Question

Two dice are thrown simultaneously 500 times. Each time the sum of two numbers appearing on their tops is noted and recorded as given in the following table:

Sum	Frequency
2	14
3	30
4	43
5	55
6	72
7	75
8	70
9	53
10	46
11	28
12	15

If the dice are thrown once more, what is the probability of getting a sum more than 10?
A.\[0.05\]
B.\[0.063\]
C.\[0.08\]
D.\[0.086\]

Answer 1

Hint: Here we need to find the probability of getting a sum more than 10. For that, we will first find the probability of getting a sum of 11 which will be equal to the ratio of corresponding frequency to the number of times the dice are thrown. Then we will find the probability of getting a sum of 12 which will be equal to the ratio of corresponding frequency to the number of times the dice are thrown. We will then combine these probabilities together to get the required frequency.
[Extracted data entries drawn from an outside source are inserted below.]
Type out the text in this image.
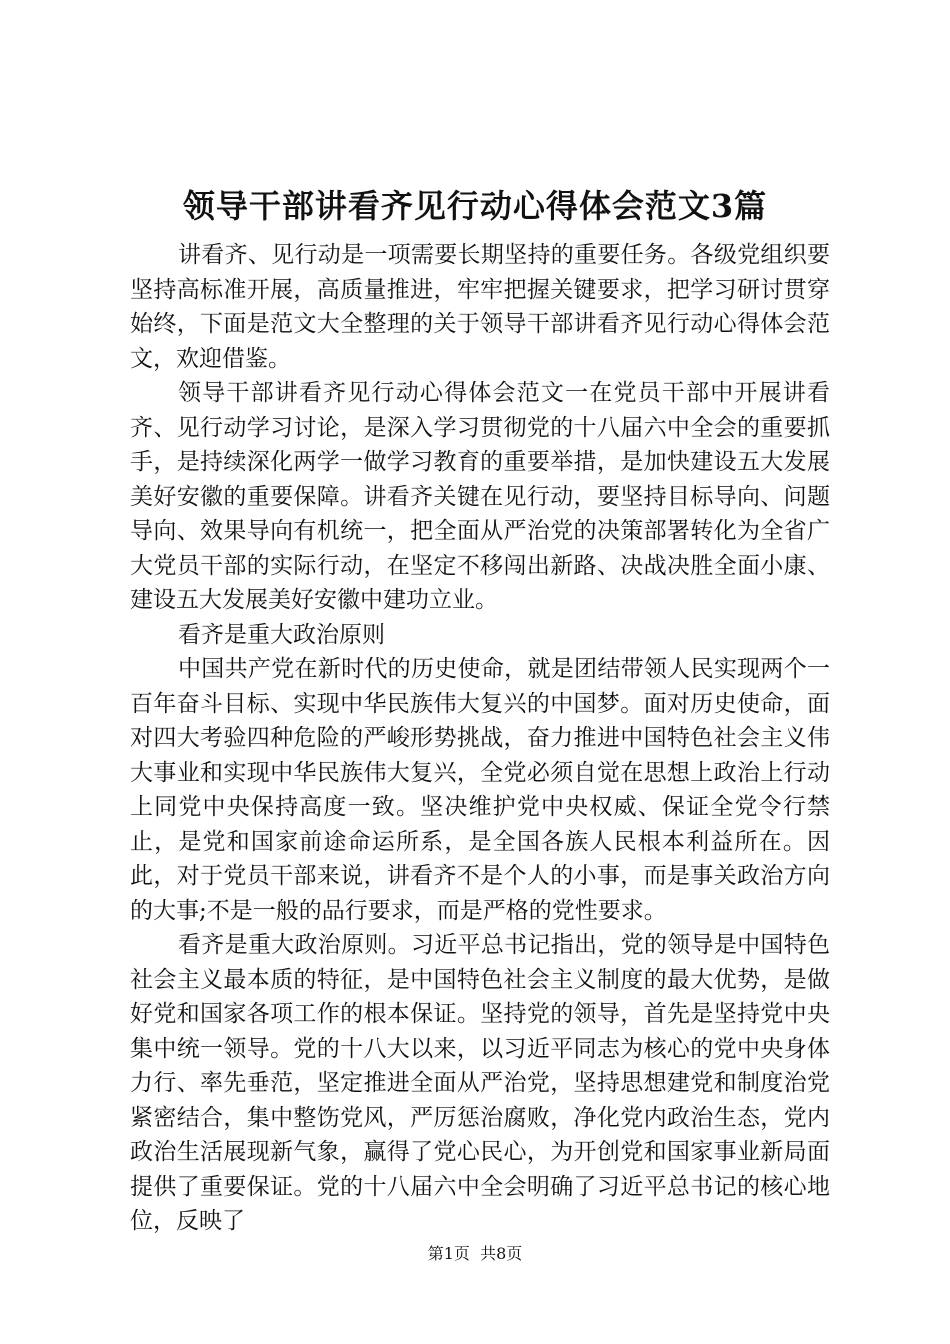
领导干部讲看齐见行动心得体会范文3篇

讲看齐、见行动是一项需要长期坚持的重要任务。各级党组织要坚持高标准开展，高质量推进，牢牢把握关键要求，把学习研讨贯穿始终，下面是范文大全整理的关于领导干部讲看齐见行动心得体会范文，欢迎借鉴。

领导干部讲看齐见行动心得体会范文一在党员干部中开展讲看齐、见行动学习讨论，是深入学习贯彻党的十八届六中全会的重要抓手，是持续深化两学一做学习教育的重要举措，是加快建设五大发展美好安徽的重要保障。讲看齐关键在见行动，要坚持目标导向、问题导向、效果导向有机统一，把全面从严治党的决策部署转化为全省广大党员干部的实际行动，在坚定不移闯出新路、决战决胜全面小康、建设五大发展美好安徽中建功立业。

看齐是重大政治原则

中国共产党在新时代的历史使命，就是团结带领人民实现两个一百年奋斗目标、实现中华民族伟大复兴的中国梦。面对历史使命，面对四大考验四种危险的严峻形势挑战，奋力推进中国特色社会主义伟大事业和实现中华民族伟大复兴，全党必须自觉在思想上政治上行动上同党中央保持高度一致。坚决维护党中央权威、保证全党令行禁止，是党和国家前途命运所系，是全国各族人民根本利益所在。因此，对于党员干部来说，讲看齐不是个人的小事，而是事关政治方向的大事;不是一般的品行要求，而是严格的党性要求。

看齐是重大政治原则。习近平总书记指出，党的领导是中国特色社会主义最本质的特征，是中国特色社会主义制度的最大优势，是做好党和国家各项工作的根本保证。坚持党的领导，首先是坚持党中央集中统一领导。党的十八大以来，以习近平同志为核心的党中央身体力行、率先垂范，坚定推进全面从严治党，坚持思想建党和制度治党紧密结合，集中整饬党风，严厉惩治腐败，净化党内政治生态，党内政治生活展现新气象，赢得了党心民心，为开创党和国家事业新局面提供了重要保证。党的十八届六中全会明确了习近平总书记的核心地位，反映了

第1页  共8页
Complete step-by-step answer:
It is given that:
Number of times the dice thrown \[ = 500\]
 Here we have to find the probability of getting a sum more than 10.
We will first find the probability of getting a sum of 11 which will be equal to the ratio of corresponding frequency to the number of time the dice are thrown
We can see from the table that the frequency corresponding to the sum of 11 is 28.
Therefore,
Probability of getting a sum of 11 \[ = \dfrac{{28}}{{500}}\]
Similarly, we will now find the probability of getting a sum of 12 which will be equal to the ratio of corresponding frequency to the number of time the dice are thrown
We can see from the table that the frequency corresponding to the sum of 12 is 15.
Therefore,
Probability of getting a sum of 12 \[ = \dfrac{{15}}{{500}}\]
Probability of getting a sum more than 10 is equal to the probability of getting a sum of 11 and probability of getting a sum of 12.
Therefore,
Probability of getting sum more than 10 \[ = \dfrac{{28}}{{500}} + \dfrac{{15}}{{500}}\]
On adding these fractions, we get
Probability of getting sum more than 10 \[ = \dfrac{{28 + 15}}{{500}} = \dfrac{{43}}{{500}}\]
On further simplification, we get
 Probability of getting sum more than 10 \[ = 0.086\]
Hence, the correct option is option D.

Note: To solve such a type of problem, we need to know about probability and its properties. Probability is defined as the ratio between the number of desired or favorable outcomes and the total number of possible outcomes. We need to keep in mind that the value of probability cannot be greater than 1 and also cannot be negative. Also the probability of a sure event is always one.